Kitab Undang-Undang Hukum
Perdata
Pasal 1792
Pemberian kuasa ialah suatu persetujuan yang diberikan
pemberian kekuasaan kepada orang lain yang menerimanya untuk melaksanakan
sesuatu atas nama yang memberi kuasa.
Pasal 1793
Kuasa dapat diberikan dan diterima dengan suatu akta umum
dengan suatu surat di bawah tangan, bahkan dengan sepucuk surat atapun lisan.
Penerimaan surat kuasa dapat pula terjadi secara diam-diam dari disampaikan
dari pelaksanaan kuasa itu oleh yang diberi kuasa itu.
Pasal 1794
Pemberian kuasa terjadi dengan cuma-cuma, kecuali jika
diperjanjikan sebaliknya. Jika dalam hal yang terakhir upahnya tidak ditentukan
dengan tegas, maka penerima kuasa tidak boleh meminta upah yang lebih daripada
yang ditentukan dalam Pasal 411 untuk wali.
3. Reglemen
Acara Perdata (Reglement op de
Rechtsvordering, S. 1847-52 jo. 1849-63)
Bagian 12. berperkara secara cuma-cuma (prodeo) atau dengan biaya dengan tarip yang dikurangi.
Pasal 887
Untuk memperoleh ketetapan izin
berperkara secara prodeo atau dengan
tarip yang dikurangi tidak dipungut biaya.

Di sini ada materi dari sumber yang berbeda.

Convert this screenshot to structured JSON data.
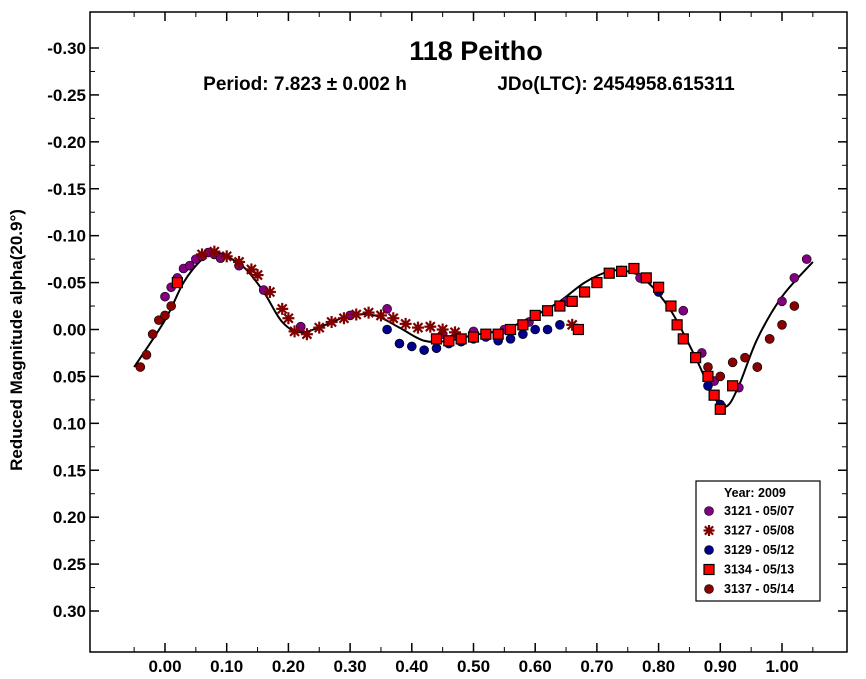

Dalam biaya pada pasal ini
termasuk gaji penasehat hukum dan juru sita (Rv. 880)
Pasal 879
Akibat diizinkannya berperkara
secara prodeo atau dengan tarip yang
dikurangi adalah, bahwa biaya kepanitraan dalam hal pertama seluruhnya,
sedangkan dalam hal yang kedua untuk separuhnya, dibebaskan kepadanya, bahwa
masing-masing untuk hal yang pertama tidak dipungut dan untuk hal yang kedua
dipungut separuh gaji pengacara dan juru sita, juga masing-masing untuk hal
yang pertama secara cuma-cuma dan dalam hal kedua dipungut separuh biaya
pelaksanaan keputusan hakim (RO. 72,190,201; Rv. 887, 881 dst)
Pasal 882
Bila ada alasan-alasan untuk
pihak lawan dari orang yang diizinkan untuk berperkara secara prodeo, atau
dengan tarip yang dikurangi, untuk menanggung biayanya, maka hakim karena
jabatannya akan menghukumnya untuk membayar kepada panitera biaya kepaniteraan
menurut ketentuan Pasal 879, begitu pula mengganti biaya yang telah dikeluarkan
pemerintah untuk uang jalan juru sita juga gaji pengacara dan para juru sita
yang termasuk dalam pengertian biaya sepanjang pemohon yang telah dibayarkan
terlebih dulu.
Pasal 884
Dalam hal penyelesaian yang
sangat buru-buru sambil menunggu putusan mengenai permohonannya, ketua majelis,
seperti dimaksud dalam Pasal 873, dapat mengizinkan permohonan untuk berperkara
secara prodeo atau dengan tarip yang
dikurangi.
Izin itu dimohon dengan surat
permohonan yang ditandatangani oleh pengacara. Tentang keharusan menyampaikan
surat-surat untuk menguatkan keadaan miskin atau kurang mampu ditetapkan oleh
ketua. Untuk memperoleh ketetapan mengenai permohonan tidak boleh dipungut
biaya.
4. Undang-Undang
Republik Indonesia Nomor 18 Tahun 2003 tentang Advokat
Pasal 22
Ayat (1)
Advokat wajib memberikan bantuan
hukum secara cuma-cuma kepada pencari keadilan yang tidak mampu.
Ayat (2)
Ketentuan mengenai persyaratan
dan tata cara pemberian bantuan hukum sebagaimana dimaksud pada ayat (1),
diatur lebih lanjut dengan Peraturan Pemerintah.
Pasal 23
Ayat (1)
Advokat asing wajib memberikan
jasa hukum secara cuma-cuma untuk suatu waktu tertentu kepada dunia pendidikan
dan penelitian hukum.
Ayat (2)
Ketentuan mengenai persyaratan
dan tata cara mempekerjakan advokat asing serta kewajiban memberikan jasa hukum
secara cuma-cuma kepada dunia pendidikan dan penelitian hukum diatur lebih
lanjut dengan Keputusan Menteri.
5. Undang-Undang
Republik Indonesia Nomor 48 Tahun 2009 tentang Kekuasaan Kehakiman
Pasal 56
Setiap orang yang tersangkut
perkara berhak memperoleh bantuan hukum.
Pasal 57
Bantuan Hukum dan Pos Bantuan
Hukum sebagaimana dimaksud dalam Pasal 56 dilaksanakan sesuai dengan ketentuan
peraturan perundang-undangan.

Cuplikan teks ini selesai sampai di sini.